En dépit de la mise à l’écart progressive du Comité d’expansion et de la réorganisation profonde du système de gestion territoriale de l’agglomération opérée par l’Etat, qui limitent fortement le pouvoir d’intervention des structures de représentation des intérêts économiques dans la conduite de la régulation économique et de la politique urbaine, le patronat lyonnais conserve une certaine capacité d’influence sur les autorités politiques locales durant les Trente Glorieuses. Les relations étroites très importantes qui existent au sein du système d’acteurs lyonnais, notamment entre la sphère politique et la sphère économique, permettent à la fois aux élus locaux d’exercer une forme de contrepoids politique face à la domination étatique, et à certains responsables patronaux de défendre ou promouvoir les intérêts de leurs entreprises auprès des responsables de la COURLY, malgré l’arrivée de nouveaux responsables économiques appartenant aux grands groupes industriels extra locaux.

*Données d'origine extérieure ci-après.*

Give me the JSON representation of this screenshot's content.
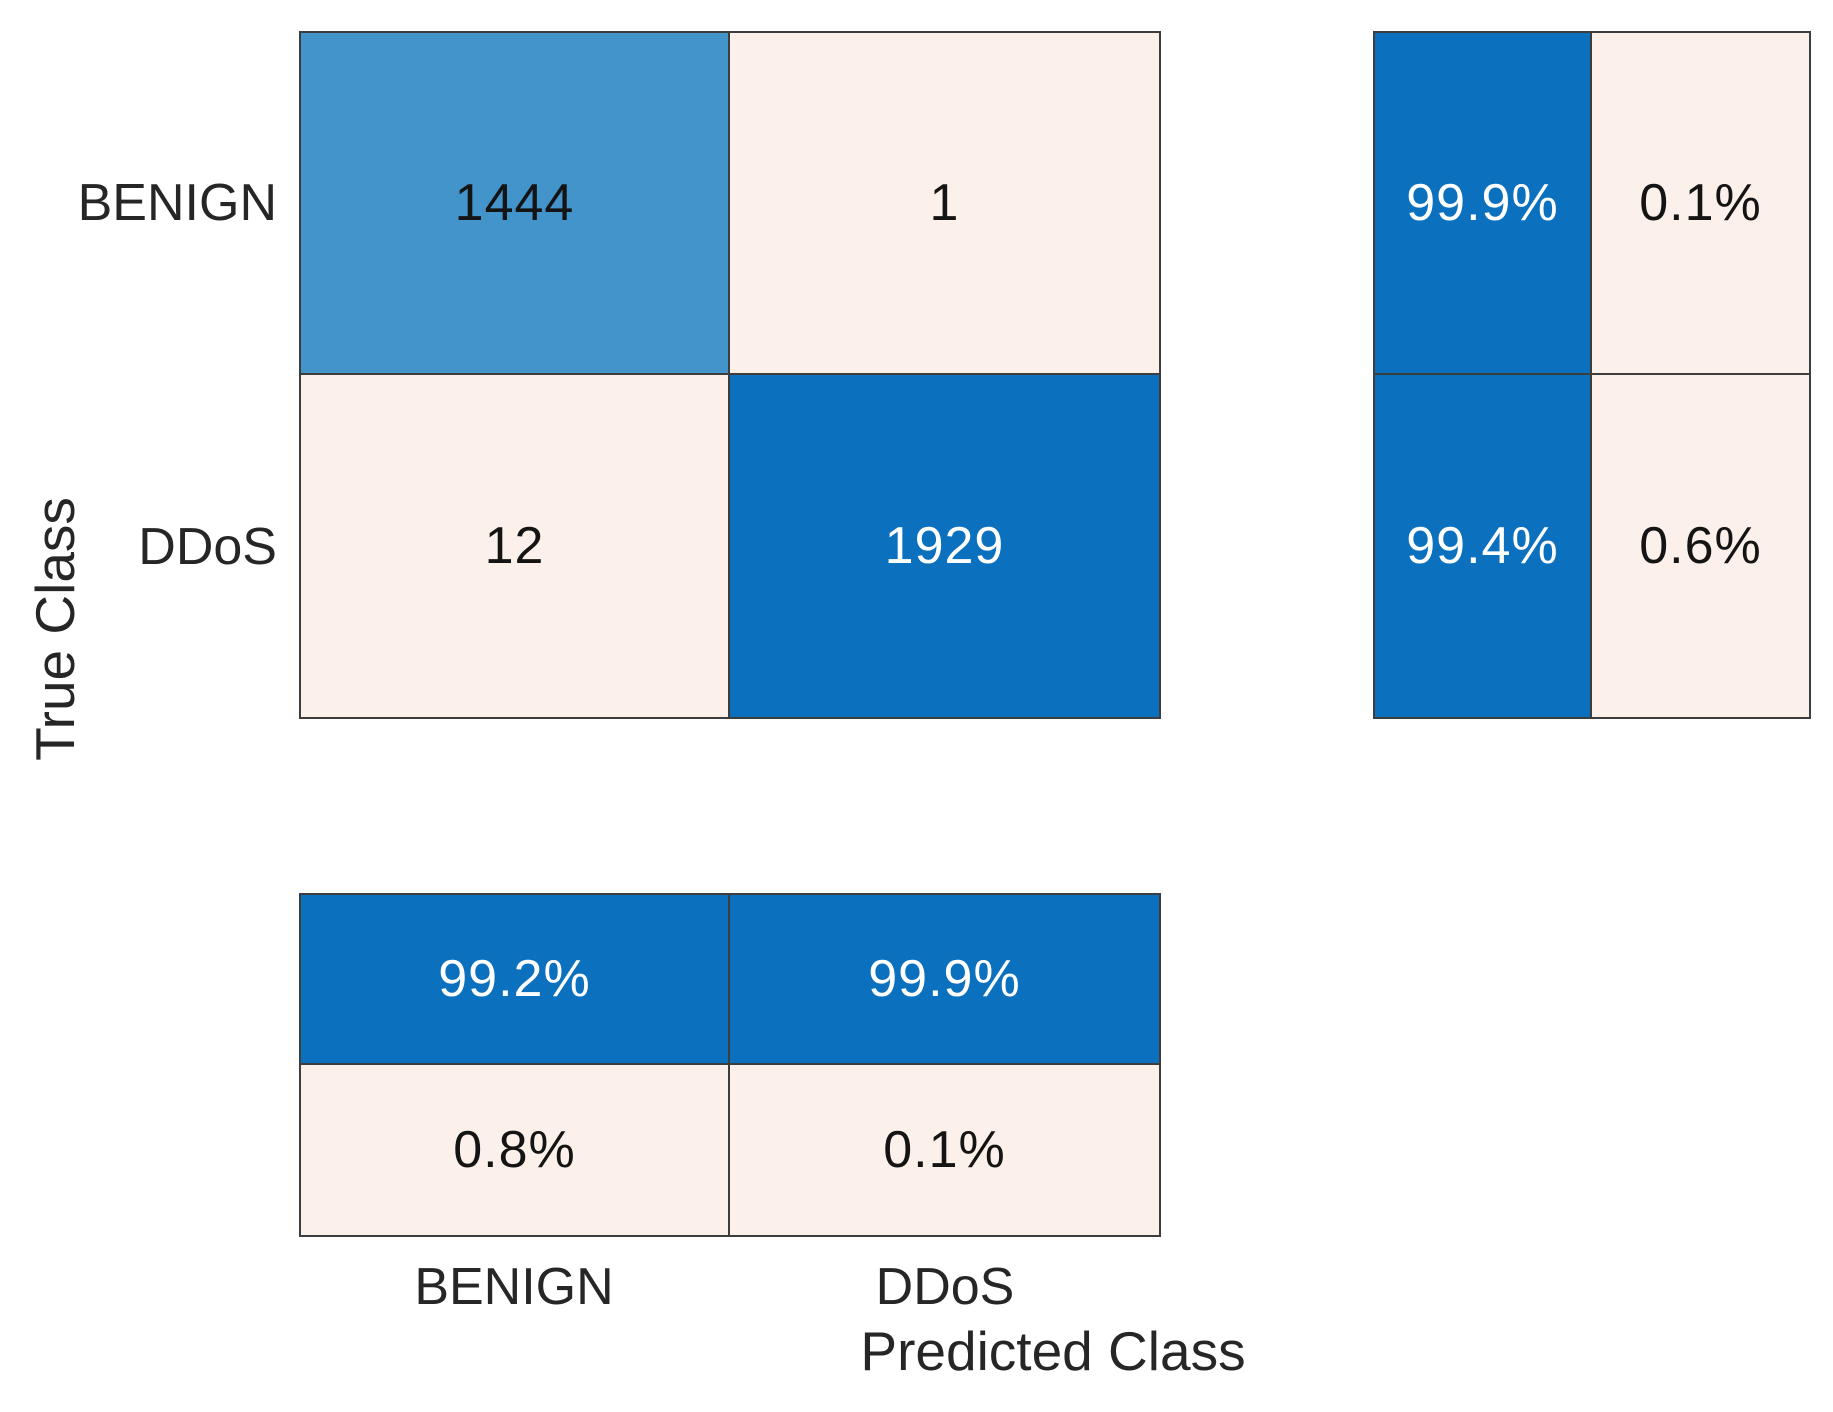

Déjà sous le « règne » d’E. Herriot 85 , des liens très forts unissent les dirigeants politiques et les dirigeants économiques de Lyon. Le contrat de confiance existant entre ces deux groupes, qui s’interpénètrent parfois au gré des alliances familiales (Sauzay, 1998), explique d’ailleurs largement la stabilité et la longévité des équipes politiques municipales lyonnaises. L. Pradel, qui succède à E. Herriot en 1957, s’intéresse peu aux questions relatives à l’économie et à son développement, à l’image de son homologue marseillais (G. Defferre) à la même époque (Morel, Sanmarco, 1985), du moins il le fait avec une certaine distance, c’est-à-dire par personnes interposées.
Il délègue en effet la gestion des questions économiques à ses proches collaborateurs ou à ses adjoints, souvent bien insérés dans les milieux d’affaires locaux, confortant et renouvelant ainsi un système de clientélisme local classique et solidement établi. Les représentants patronaux et les chefs d’entreprises restent majoritairement à l’écart des responsabilités politiques, mais ils bénéficient d’un accès direct à la sphère décisionnelle municipale grâce à des réseaux d’interconnaissance solides et actifs (Angleraud, Pellissier, 2003).
A la fin des années 1960 toutefois, les liens traditionnels tissés entre les élus locaux et les représentants de l’économie lyonnaise se distendent quelque peu, obligeant notamment le patronat industriel et celui du BTP à repenser leur position vis-à-vis des orientations de la politique urbaine et du pouvoir politique dans l’agglomération lyonnaise.
Edouard Herriot est maire de Lyon de 1905 à 1957, avec une interruption entre 1941 et 1945 imposée par le gouvernement de Vichy.